Le zoo de St-Zéphirin regroupait tout un tas d'animaux plus morts que vivants qui mangeaient à peu près toujours la même moulée. Gaspard, le lion, était famélique. Il avait attrapé un cancer. On le gardait parce que ça coûte cher, un lion. Et il avait beau manquer du poil à sa crinière qu'il faisait encore l'affaire pour les enfants. Le zoo de St-Zéphirin ce n'était pas le safari. Personne n'en demandait tant.
Ce qui fait que le babouin, le castor et le rat des champs ne se portaient guère mieux. Ils étaient tous sur le bord d'être relevés de leurs fonctions.
En fait seul Vladimir le grizzli était vraiment superbe dans ce zoo. Il était gros, solide, massif, imposant. Quand il se tenait sur deux pattes, tout le monde reculait de cent mètres, même s'il était dans une fosse. On se reculait instinctivement, par pressentiment d'un grand danger.
C'est vrai que Vladimir n'était là que depuis deux jours. Il avait conservé sa rage de vivre si je puis m'exprimer ainsi. Il se sentait bel et bien emprisonné. De plus, les saumons qu'on lui lançait à heures fixes n'étaient pas très frais.
-De la marde! qu'il s'est dit le lendemain matin. Ce soir je m'enfuie!
Le soir-même Vladimir le grizzli poussa une pierre près de l'endroit le moins profond de la fosse, se donna un grand élan puis franchit son chemin vers la liberté d'un saut massivement superbe.
Vladimir était libre! Il était minuit et aucun humain n'était dans les parages.
Alors Vladimir courut et courut encore de toutes ses pattes velues.
Oumf! Oumf! Oua!
Il était heureux bien que perdu. St-Zéphirin-de-Longval cela ne lui disait rien. Une petite paroisse athée qui se faisait passer pour une zone catholique romaine. Petite paroisse essentiellement constituée de médisance, de flashing et de cruauté envers les animaux.
Vladimir était bien mal tombé! Pourtant, il fallait bien manger. Et s'amuser un peu.
Comme il traversait la rue Principale du village, Vladimir fût attiré par une boutique remplie de bibelots et de verreries étincelantes.

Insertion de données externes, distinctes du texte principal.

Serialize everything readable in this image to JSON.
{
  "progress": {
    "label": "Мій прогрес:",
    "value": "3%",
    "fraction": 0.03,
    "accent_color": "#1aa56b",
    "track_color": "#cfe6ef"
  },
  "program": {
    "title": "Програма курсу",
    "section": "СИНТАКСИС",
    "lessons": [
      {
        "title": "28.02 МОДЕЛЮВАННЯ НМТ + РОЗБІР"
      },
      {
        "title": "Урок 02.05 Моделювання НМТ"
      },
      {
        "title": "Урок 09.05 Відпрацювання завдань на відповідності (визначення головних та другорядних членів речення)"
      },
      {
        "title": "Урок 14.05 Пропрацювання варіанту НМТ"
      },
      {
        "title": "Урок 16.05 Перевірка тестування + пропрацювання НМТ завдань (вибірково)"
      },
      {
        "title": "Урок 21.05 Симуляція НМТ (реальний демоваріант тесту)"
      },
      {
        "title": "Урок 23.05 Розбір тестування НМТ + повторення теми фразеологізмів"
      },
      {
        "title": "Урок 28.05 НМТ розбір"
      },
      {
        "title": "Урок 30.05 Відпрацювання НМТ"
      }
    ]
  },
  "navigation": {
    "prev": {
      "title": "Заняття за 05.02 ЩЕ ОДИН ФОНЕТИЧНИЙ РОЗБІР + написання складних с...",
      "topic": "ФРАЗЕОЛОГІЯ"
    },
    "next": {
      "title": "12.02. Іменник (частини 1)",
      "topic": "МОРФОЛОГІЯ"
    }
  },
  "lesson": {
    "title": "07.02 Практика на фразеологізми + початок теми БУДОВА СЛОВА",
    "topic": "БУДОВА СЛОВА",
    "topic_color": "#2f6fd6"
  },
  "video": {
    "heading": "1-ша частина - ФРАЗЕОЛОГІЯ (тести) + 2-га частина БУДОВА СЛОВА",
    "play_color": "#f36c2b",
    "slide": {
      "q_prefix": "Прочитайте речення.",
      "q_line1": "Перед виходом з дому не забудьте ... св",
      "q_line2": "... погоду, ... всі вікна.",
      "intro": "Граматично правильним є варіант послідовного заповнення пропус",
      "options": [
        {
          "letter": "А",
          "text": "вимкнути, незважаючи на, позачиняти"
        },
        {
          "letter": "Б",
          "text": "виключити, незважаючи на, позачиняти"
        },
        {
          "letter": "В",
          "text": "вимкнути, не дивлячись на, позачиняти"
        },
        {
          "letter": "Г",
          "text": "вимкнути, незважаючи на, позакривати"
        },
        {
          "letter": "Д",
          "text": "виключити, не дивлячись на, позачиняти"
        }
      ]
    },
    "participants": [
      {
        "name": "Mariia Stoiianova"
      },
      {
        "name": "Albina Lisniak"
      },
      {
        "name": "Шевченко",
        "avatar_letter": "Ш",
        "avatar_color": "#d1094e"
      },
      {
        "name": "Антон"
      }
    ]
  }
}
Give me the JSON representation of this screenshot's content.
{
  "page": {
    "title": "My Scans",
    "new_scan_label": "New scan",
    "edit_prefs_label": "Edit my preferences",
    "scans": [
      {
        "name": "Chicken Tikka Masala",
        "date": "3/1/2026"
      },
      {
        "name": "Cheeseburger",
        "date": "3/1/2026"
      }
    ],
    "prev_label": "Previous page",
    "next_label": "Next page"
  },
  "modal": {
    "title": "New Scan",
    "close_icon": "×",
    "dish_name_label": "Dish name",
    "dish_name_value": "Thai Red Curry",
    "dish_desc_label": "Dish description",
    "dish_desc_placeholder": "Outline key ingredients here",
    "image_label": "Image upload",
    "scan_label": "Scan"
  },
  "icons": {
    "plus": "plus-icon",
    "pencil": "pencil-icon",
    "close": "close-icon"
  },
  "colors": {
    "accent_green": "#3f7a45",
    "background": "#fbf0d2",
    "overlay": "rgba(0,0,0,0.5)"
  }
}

-Oooh! s'est longuement ému le lourdaud en contemplant le merveilleux éclat du verre et autres surbrillance de pacotille de la boutique Chez Rita.
Vladimir, un peu esthète sur les bords, n'allait pas en rester là.
Il défonça la porte d'un coup de patte, rentra dans la boutique et beding, bedang, son gros cul péta tout sur son passage. Il se retourna et zoup! Trois lampes volèrent en éclats. Il revint sur ses pas. Bing! Une bouteille de parfum se fracassa sur le linoléum. Ensuite, ce fût pire encore que toutes les onomatopées qu'il me serait possible d'inventer. Bing! Crac! Boum! Ce que vous voudrez. C'était plus tonitruant qu'un orchestre brésilien en plein carnaval. Un vrai tohu-bohu qui rameuta tout le quartier, puis les pompiers, la police, le maire et les agents de la faune. Les seuls qui furent oubliés sont bien sûr les incompétents du zoo de St-Zéphirin.
Vladimir le grizzli fût évidemment ramené dans sa fosse, où il tua un innocent du nom de Louis Lemire-Cadorette, jobber du zoo, qui voulut lui frotter le museau d'un peu trop près pour faire le frais. Vladimir lui plongea toutes ses griffes dans le bide et lui dévora le gras mou.
Évidemment, on tua Vladimir le grizzli aussitôt. On ne les laisse pas tranquille les pauvres bêtes dans ce patelin hostile et retardé culturellement parlant.
Rita ne fût pas dédommagée par ses assurances pour les dommages commis par Vladimir dans sa boutique puisqu'elle n'avait rien pour la protéger. Elle avait toujours vécu et vivait encore sans filet.
Quoi qu'il en soit, sa marchandise ne valait rien.
C'était du stock que son mari allait chercher dans les poubelles, un peu partout dans les grandes villes. C'est fou comme le monde jette leurs choux gras, n'est-ce pas? La petite Rita et son gros Gérard avait compris ça. Comme ils avaient compris qu'ils pourraient faire beaucoup d'argent avec les images captées par leur caméra de surveillance qui bientôt firent le tour du monde.
Ainsi, Vladimir le grizzli devint célèbre.
Et ce sont les crosseurs de la boutique Chez Rita qui firent fortune.
Vous devriez voir leur boutique maintenant. On se croirait en Égypte en version plus cheap. C'est plein de pharaons de plastique et d'encens pas cher.
Vladimir avait du oublier Saint Zéphirin dans ses prières!